Let’s say we’ve decided to divide our data points into three clusters.
Intuitively, you can probably look at that scatter plot and guess how the three clusters are going to be lined up and which group of data points will fall into each cluster.
After determining our centroids, assigning each centroid its data points, and performing the rest of the K-means algorithm, we would end up with the following three clusters.

The question here is whether we can change the results and end up with different clusters if we changed the positions of our centroids.
Of course, what we expect from this algorithm is to provide us with proper results, not ones that we can manipulate by playing around with the centroids.
What if we had a bad random initialization? What happens then?
In case you’re confused as to what defines a good or a bad random initialization, just know that we’re using the term “bad” in the loosest sense possible. Let’s go through a quick recap of the K-means process.

As you can see, the entire process is dependent on the first two steps which you are responsible to arbitrarily decide. After you choose the centroids, the rest of the algorithm becomes more deterministic.
Now, let’s try to change our centroids in the second step and see how the rest of the algorithm will play out.
Here are our new centroids, and just to make things easier on ourselves, we can use the same equidistant lines that we used in part 1 on K-means clustering.

These lines will help us assign data points to their nearest centroids more efficiently.
We’ll then move on to step 4 where we compute and place the new centroids. This action is supposed to be done over and over again until there are no reassignments of data points to be made.

You can obviously see the difference between these clusters and the ones we had at the beginning of our example.
Random Initialization Trap
If you look at the clusters below, which were gathered around our original centroids, as we said earlier, you can intuitively detect the patterns before the assignment of the data points to centroids was actually made.

That’s the difference between the two situations. The new centroids with the clusters formed around them are not exactly “intuitively detectable.” You wouldn’t look at the scatter plot and imagine these as the clusters that you will end up with.
Here’s a prime example of how your initialization of the K-means operation can impact the results in a major way. That’s what is known as the Random Initialization Trap.
K-Means++
There’s a remedy for this problem that is used as a supplement to the K-means algorithm. It’s called the K-means++. We won’t discuss this algorithm or its structure in depth, but you only need to know for now that it is hugely beneficial in solving this initialization problem.
Here’s a link to the K-means++ page on Wikipedia. You can do some additional reading about the topic on your own.
The good news is that you don’t need to implement the K-means++ algorithm yourself.
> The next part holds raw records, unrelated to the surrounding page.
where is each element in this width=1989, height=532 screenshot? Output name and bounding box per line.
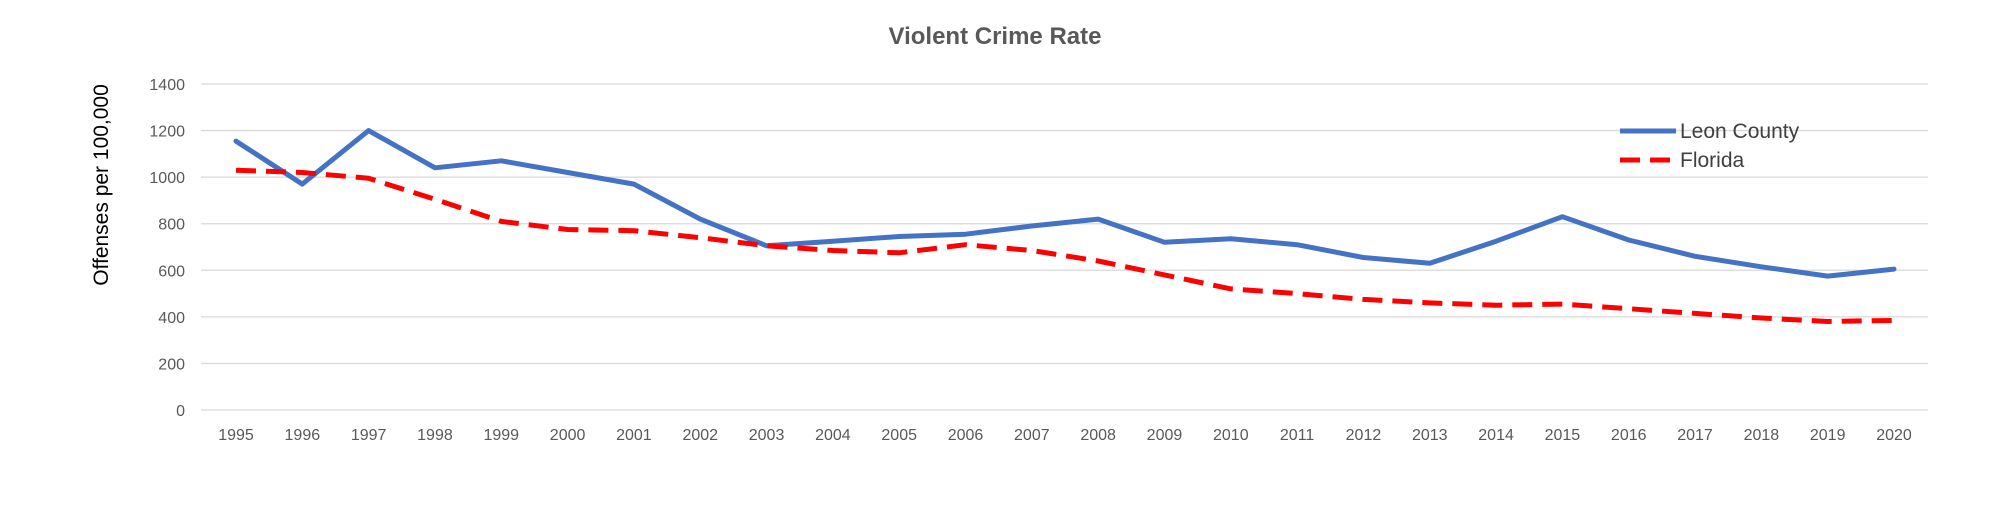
- x-tick-label: 2015: [1545, 427, 1581, 444]
- x-tick-label: 2008: [1080, 427, 1116, 444]
- x-tick-label: 2000: [550, 427, 586, 444]
- x-tick-label: 2006: [948, 427, 984, 444]
- y-tick-label: 1400: [149, 77, 185, 94]
- x-tick-label: 2001: [616, 427, 652, 444]
- legend: Leon County Florida: [1620, 120, 1800, 172]
- x-tick-label: 2012: [1346, 427, 1382, 444]
- y-tick-label: 1200: [149, 124, 185, 141]
- florida-series-line: [235, 167, 1895, 324]
- legend-label-florida: Florida: [1680, 149, 1745, 172]
- x-tick-label: 2013: [1412, 427, 1448, 444]
- series-lines: [233, 128, 1897, 324]
- x-tick-label: 2016: [1611, 427, 1647, 444]
- x-tick-label: 2010: [1213, 427, 1249, 444]
- y-tick-label: 800: [158, 217, 185, 234]
- x-tick-label: 2002: [682, 427, 718, 444]
- x-tick-label: 2019: [1810, 427, 1846, 444]
- chart-title: Violent Crime Rate: [889, 23, 1102, 50]
- x-tick-label: 2004: [815, 427, 851, 444]
- x-tick-label: 1999: [483, 427, 519, 444]
- x-tick-label: 1995: [218, 427, 254, 444]
- x-tick-label: 2020: [1876, 427, 1912, 444]
- x-tick-label: 2003: [749, 427, 785, 444]
- x-tick-label: 2009: [1147, 427, 1183, 444]
- y-tick-label: 0: [176, 403, 185, 420]
- x-tick-label: 1997: [351, 427, 387, 444]
- y-tick-label: 600: [158, 263, 185, 280]
- leon-county-series-line: [233, 128, 1897, 279]
- y-tick-label: 400: [158, 310, 185, 327]
- y-axis-ticks: 0 200 400 600 800 1000 1200 1400: [149, 77, 185, 420]
- y-tick-label: 200: [158, 356, 185, 373]
- x-tick-label: 2007: [1014, 427, 1050, 444]
- x-tick-label: 2018: [1744, 427, 1780, 444]
- x-tick-label: 2017: [1677, 427, 1713, 444]
- x-tick-label: 2005: [881, 427, 917, 444]
- x-tick-label: 2011: [1280, 427, 1315, 444]
- legend-label-leon-county: Leon County: [1680, 120, 1800, 143]
- x-tick-label: 1998: [417, 427, 453, 444]
- x-tick-label: 1996: [285, 427, 321, 444]
- x-tick-label: 2014: [1478, 427, 1514, 444]
- x-axis-ticks: 1995 1996 1997 1998 1999 2000 2001 2002 2003 2004…: [218, 427, 1912, 444]
- y-axis-label: Offenses per 100,000: [90, 84, 113, 286]
- y-tick-label: 1000: [149, 170, 185, 187]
Whether you’re using R or Python in the process, the K-means++ is implemented in the background.
You only need to make sure that you are using the right tools in creating your K-means clusters and the correction will be automatically taken care of.
It’s a useful thing to understand nevertheless. It helps you understand the fact that, despite the random selection, there is a specific “correct” cluster that you’re searching for, and that the other clusters that can emerge might be wrong.
They can at least be “undesirable.” That’s it for this part, and as we said, it can do you some good to read about K-means++ as an introduction to what goes on underneath the hood.